ATEME is bringing its video products to Google Cloud for various applications including targeted advertising and personalization, as well as encoding, focusing on the need for video service providers to add large numbers of channels and migrate to the cloud as quickly as possible. Google for its part offers its infrastructure and AI-based analytics capabilities.
“By joining the Google Cloud Partner Advantage Program, we have the perfect opportunity to work with Google Cloud to test, enhance our solutions, and ensure full integration with Google Cloud,” said Rémi Beaudouin, Chief Strategy Officer at ATEME. “Our cloud ecosystem keeps expanding as customers migrate video services with ATEME cloud-compliant software solutions that now work in the Google Cloud. This is just the beginning of an exciting cloud journey for ATEME, and we look forward to continuing to accompany more media companies as they migrate to the Cloud, with Google Cloud by our side.”
This comes at a formative time for Google in its relationship with French companies, some of which have expressed concerns over the intrusion of the big American technology firms into the country’s infrastructure and over dependence upon the associated capabilities. This came to the surface recently when Orange, France’s biggest telco, indicated it wanted to include other vendors besides Google in its cloud computing plans. This came just over a year after Orange had announced a strategic relationship with Google Cloud over edge compute, AI and cybersecurity, in July 2020. This came with glowing testimonies about Google’s capabilities and suitability as a partner from various Orange executives, followed by further announcements of deepening commitments.
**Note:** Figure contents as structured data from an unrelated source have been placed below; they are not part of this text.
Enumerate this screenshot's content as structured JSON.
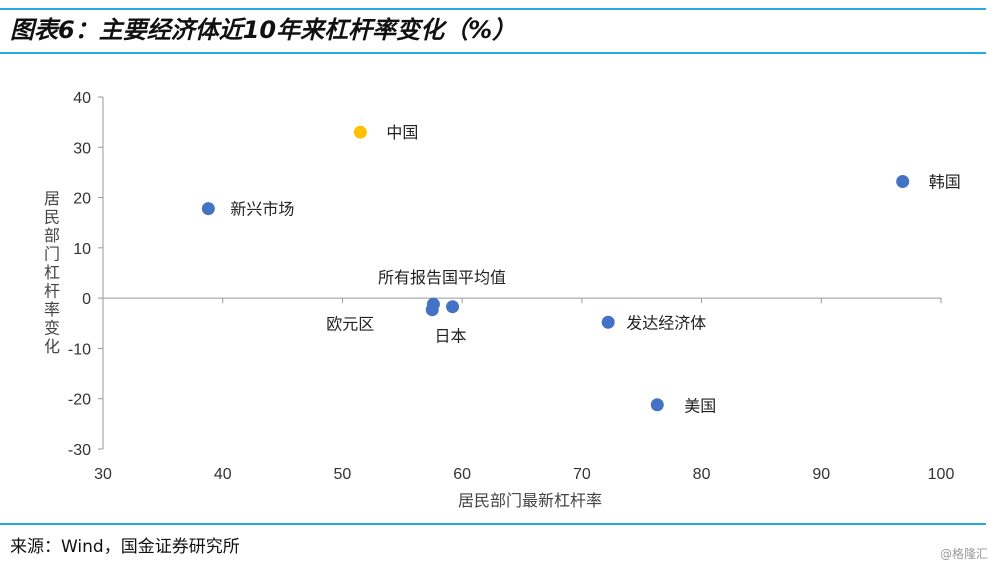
{
  "header": {
    "title": "图表6：主要经济体近10年来杠杆率变化（%）"
  },
  "footer": {
    "source": "来源：Wind，国金证券研究所",
    "watermark": "@格隆汇"
  },
  "colors": {
    "accent": "#27a9e1",
    "point": "#4472c4",
    "highlight": "#ffc000"
  },
  "chart_data": {
    "type": "scatter",
    "title": "",
    "xlabel": "居民部门最新杠杆率",
    "ylabel": "居民部门杠杆率变化",
    "xlim": [
      30,
      100
    ],
    "ylim": [
      -30,
      40
    ],
    "xticks": [
      "30",
      "40",
      "50",
      "60",
      "70",
      "80",
      "90",
      "100"
    ],
    "yticks": [
      "40",
      "30",
      "20",
      "10",
      "0",
      "-10",
      "-20",
      "-30"
    ],
    "points": [
      {
        "label": "中国",
        "x": 51.5,
        "y": 33.0,
        "color": "#ffc000"
      },
      {
        "label": "韩国",
        "x": 96.8,
        "y": 23.2,
        "color": "#4472c4"
      },
      {
        "label": "新兴市场",
        "x": 38.8,
        "y": 17.8,
        "color": "#4472c4"
      },
      {
        "label": "",
        "x": 57.6,
        "y": -1.2,
        "color": "#4472c4"
      },
      {
        "label": "欧元区",
        "x": 57.5,
        "y": -2.3,
        "color": "#4472c4"
      },
      {
        "label": "日本",
        "x": 59.2,
        "y": -1.7,
        "color": "#4472c4"
      },
      {
        "label": "发达经济体",
        "x": 72.2,
        "y": -4.8,
        "color": "#4472c4"
      },
      {
        "label": "美国",
        "x": 76.3,
        "y": -21.2,
        "color": "#4472c4"
      }
    ],
    "annotations": [
      {
        "text": "所有报告国平均值"
      }
    ]
  }
}
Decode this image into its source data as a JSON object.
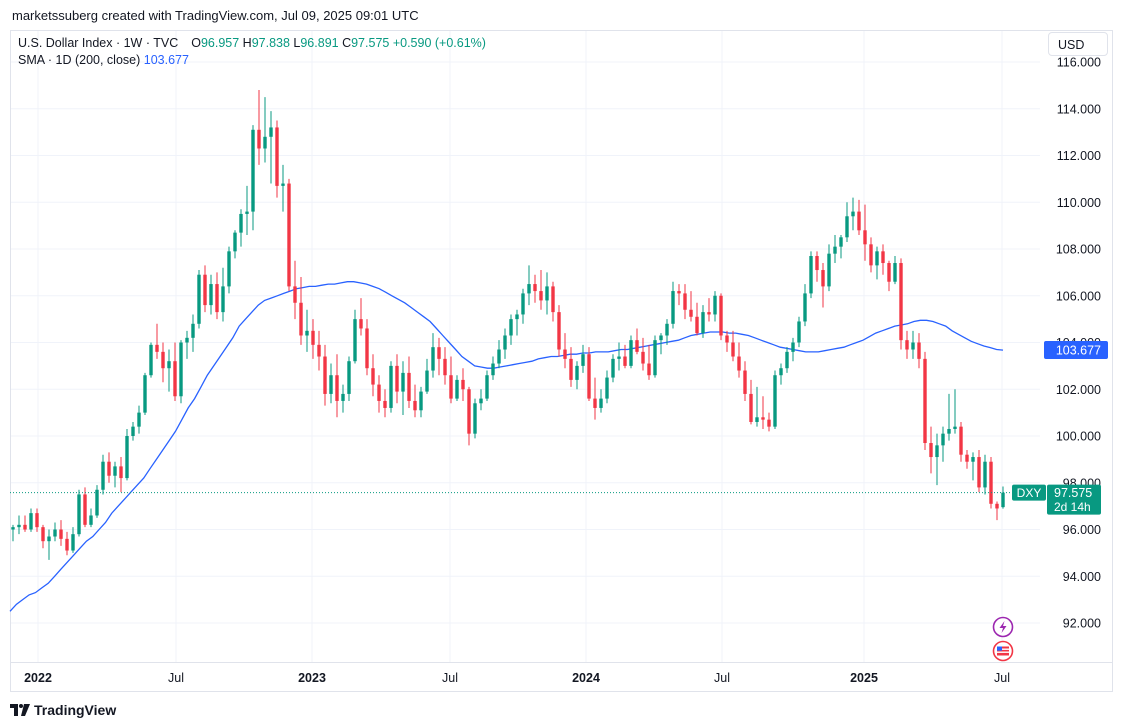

For example, Orange’s most advanced 5G “network of the future”, announced in June 2021 with aims to provide what is called ambient connectivity, will incorporate key technology components from Google, with the 5G fixed core network being built by another US company, Casa Systems. This was claimed to be Europe’s first 5G standalone end-to-end network operating in a cloud-native mode, meaning that its software runs in third party cloud based servers rather than Orange’s own data centers, which is again where Google figures.
Yet recently Orange’s Director Spectrum Strategy and Planning Yves Bellego expressed concern over his company’s dependence on Google, indicating that the operator was now seeking to incorporate building blocks for its overall mobile and fixed line infrastructure from other vendors. More broadly, there is concern among many European providers of infrastructure and also regulators over intrusion of US technology, and that is particularly prevalent in France. This also comes amid ongoing legal battles between the EU and Google. The latter has only just launched an appeal to overturn a $5 billion antitrust fine imposed by the EU, contending that Android for mobile devices has boosted competition rather than curtailed it. The EU had earlier concluded that companies manufacturing and distributing Android phones have been forced into agreements that effectively entrench Google’s dominance over search on mobile devices.
All these concerns have led Google for one to seek ways of allaying such fears in France, where it has made major investments around cloud and AI, apart from those involving Orange. This has led to a partnership just announced early October 2021 with Thales, the French electronics, aerospace and security conglomerate, to develop what the companies described as a “sovereign hyperscale cloud offering for France”. Significantly, Thales will be the lead partner as majority shareholder, which then qualifies the offering as a French ‘Trusted Cloud.’ The idea, or hope, is that French enterprises and public sector bodies will be able to harness the power, scale and agility of Google Cloud, while meeting national security criteria laid down by France’s Information Systems Security Agency (ANSSI). Thales, as an indigenous company, is providing the levels of trust and security required by French customers contemplating migrating sensitive applications to the cloud.
It remains to be seen how successful this venture is and then whether other major cloud providers such as Amazon and Microsoft take a similar line.